First, you’ll need a pair of boots and a plastic bag. Better take along a warm coat and I would definitely wear jeans. Go soon – this opportunity is only available in February, March and early April. Take cash, or, if you live in Pennsylvania, a check. Be prepared to walk a bit -there is never enough parking.

Next, you’ll head to the nearest Mud Sale. If you aren’t familiar with that term, it has everything to do with the boots and plastic bag. A sale, in Lancaster County terms, means “auction”. The Mud Sales held every spring are fundraisers for our local fire companies. All types of things are sold at them, from antiques to quilts. (See our blog from January, 2009 “Do They Really Sell Mud? to learn more about them.)
On Saturday, we set off for Honeybrook – the first of the Mud Sales. While it was actually just over the border in Chester County, there were enough Amish there that we felt as though we were in Lancaster! There were kids in charge of a wagon to help people with their purchases, Amish men bidding on horses and tools, and Amish women inside the quilt building. That’s what we’ll be talking about today.
The quilts are all made locally, and are either donated or on consignment for the Fire Company. The proceeds from this day’s auction will help fund the fire company – and as everyone knows, fires are a very real threat to farmers. Amish and Mennonites make up a significant percentage of the force – especially in Terre Hill.

Women work most of the winter (or longer) to produce the quilts for the sales. You’ll see every size, color, and pattern. If you are not too picky, and if you don’t mind not looking them over closely before hand, you can get a tremendous buy.

Be warned – the bidding is swift, there are hundreds of quilts, and there’s no time to put the auctioneer on “pause”. Set a price limit for yourself and know the colors that you can use.
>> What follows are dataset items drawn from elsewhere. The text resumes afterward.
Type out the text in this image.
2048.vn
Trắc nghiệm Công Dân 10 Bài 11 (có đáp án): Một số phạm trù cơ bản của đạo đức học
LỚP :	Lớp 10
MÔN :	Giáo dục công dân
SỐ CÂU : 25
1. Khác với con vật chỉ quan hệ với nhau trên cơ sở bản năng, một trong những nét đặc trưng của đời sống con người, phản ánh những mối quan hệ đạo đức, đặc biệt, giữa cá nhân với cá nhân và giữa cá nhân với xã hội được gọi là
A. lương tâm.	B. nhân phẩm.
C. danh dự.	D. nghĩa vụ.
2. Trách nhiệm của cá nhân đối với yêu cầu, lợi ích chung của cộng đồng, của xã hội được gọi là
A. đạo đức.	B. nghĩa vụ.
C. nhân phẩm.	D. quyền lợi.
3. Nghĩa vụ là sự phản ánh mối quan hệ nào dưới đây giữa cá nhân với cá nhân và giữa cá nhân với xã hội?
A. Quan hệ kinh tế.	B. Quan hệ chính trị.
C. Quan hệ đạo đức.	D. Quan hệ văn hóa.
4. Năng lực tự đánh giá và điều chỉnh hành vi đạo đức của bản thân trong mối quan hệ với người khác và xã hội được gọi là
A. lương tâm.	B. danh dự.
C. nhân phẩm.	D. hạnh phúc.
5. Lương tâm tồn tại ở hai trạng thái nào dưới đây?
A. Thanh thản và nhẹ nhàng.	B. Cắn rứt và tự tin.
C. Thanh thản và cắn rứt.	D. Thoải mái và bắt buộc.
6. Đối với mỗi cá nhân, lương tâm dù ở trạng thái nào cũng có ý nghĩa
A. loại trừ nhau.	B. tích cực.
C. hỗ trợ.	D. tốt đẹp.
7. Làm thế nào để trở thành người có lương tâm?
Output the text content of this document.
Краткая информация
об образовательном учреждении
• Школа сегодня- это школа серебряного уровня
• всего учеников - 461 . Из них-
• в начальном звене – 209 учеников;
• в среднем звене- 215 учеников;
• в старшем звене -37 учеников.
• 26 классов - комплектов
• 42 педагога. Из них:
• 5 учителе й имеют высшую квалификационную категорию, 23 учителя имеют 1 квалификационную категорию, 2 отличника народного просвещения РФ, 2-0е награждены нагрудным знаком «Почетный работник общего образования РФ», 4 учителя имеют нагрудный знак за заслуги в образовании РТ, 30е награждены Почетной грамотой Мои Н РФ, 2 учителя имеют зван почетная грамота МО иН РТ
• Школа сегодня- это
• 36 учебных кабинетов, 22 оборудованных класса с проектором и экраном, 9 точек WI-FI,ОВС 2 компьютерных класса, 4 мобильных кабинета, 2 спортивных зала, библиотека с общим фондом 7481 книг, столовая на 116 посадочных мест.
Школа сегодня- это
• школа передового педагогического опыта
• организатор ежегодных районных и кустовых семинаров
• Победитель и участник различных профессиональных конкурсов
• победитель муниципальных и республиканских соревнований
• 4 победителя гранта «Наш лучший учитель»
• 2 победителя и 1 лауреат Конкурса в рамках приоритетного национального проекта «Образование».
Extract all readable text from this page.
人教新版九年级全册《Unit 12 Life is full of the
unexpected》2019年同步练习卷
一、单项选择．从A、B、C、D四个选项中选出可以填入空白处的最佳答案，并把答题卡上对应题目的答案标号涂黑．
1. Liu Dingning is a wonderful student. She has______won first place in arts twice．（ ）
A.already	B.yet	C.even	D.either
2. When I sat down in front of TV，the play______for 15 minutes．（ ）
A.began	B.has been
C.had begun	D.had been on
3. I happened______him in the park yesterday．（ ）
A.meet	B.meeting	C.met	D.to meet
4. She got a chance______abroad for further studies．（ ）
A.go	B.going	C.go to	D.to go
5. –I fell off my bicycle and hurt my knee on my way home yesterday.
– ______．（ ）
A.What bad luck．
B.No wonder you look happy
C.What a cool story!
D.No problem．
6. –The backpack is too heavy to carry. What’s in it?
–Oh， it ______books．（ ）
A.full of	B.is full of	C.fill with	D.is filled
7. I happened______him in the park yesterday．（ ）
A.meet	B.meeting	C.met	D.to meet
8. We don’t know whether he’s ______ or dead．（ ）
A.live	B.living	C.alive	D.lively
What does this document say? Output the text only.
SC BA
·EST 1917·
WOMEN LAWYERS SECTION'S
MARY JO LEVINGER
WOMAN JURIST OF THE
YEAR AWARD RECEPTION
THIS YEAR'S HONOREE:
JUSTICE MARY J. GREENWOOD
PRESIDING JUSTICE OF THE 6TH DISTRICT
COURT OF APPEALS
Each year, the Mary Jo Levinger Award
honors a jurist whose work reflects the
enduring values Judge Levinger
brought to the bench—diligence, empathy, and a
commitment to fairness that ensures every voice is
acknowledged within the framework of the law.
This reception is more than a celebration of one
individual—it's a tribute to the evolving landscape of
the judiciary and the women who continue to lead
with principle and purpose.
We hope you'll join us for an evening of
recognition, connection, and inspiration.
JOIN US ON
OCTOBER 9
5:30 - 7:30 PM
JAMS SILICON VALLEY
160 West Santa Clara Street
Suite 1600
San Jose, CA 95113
There will be a sheet available with all the quilts listed – they usually also put down the dimensions that will work for the different bed sizes.

Now the fun begins as the auctioneer starts his cadence, “Do I hear two hundred, two, two, two hundred”? Although every auctioneer has his own unique call, Bruce thinks they all sound a bit like a Native American war chant. Give your ears a chance to adjust and soon you’ll be able to follow the bids. You’ll probably learn several of the patterns, and you’ll experience Amish kids running in and out. While we were there, an Amish girl was fascinated with blowing her soap bubbles and another boy was busy eating a long tube of candy.
A good auctioneer will also announce if the quilt is signed, or if there are any “spots” on it. Once you purchase your quilt, allow about 20 minutes for them to process your bill and wrap the quilt. Surprisingly, some of the fire companies are now accepting credit cards, but I wouldn’t count on it, so unless you have a PA check, bring some cash.

Certainly this is not the only way to buy a quilt made in Lancaster County….there are dozens of stores, all with knowledgeable salespeople who will help you.
There are farms where you can purchase right from the quilter (just look for hand-made signs). And, on March 24- 27, the American Quilters Society is having its annual convention at the Lancaster County Convention Center. Any quilter worth her stitches will no doubt be there, as Lancaster County is Quilt Country.
So, yes, it’s not the only way to purchase a quilt, but it sure is the most fun!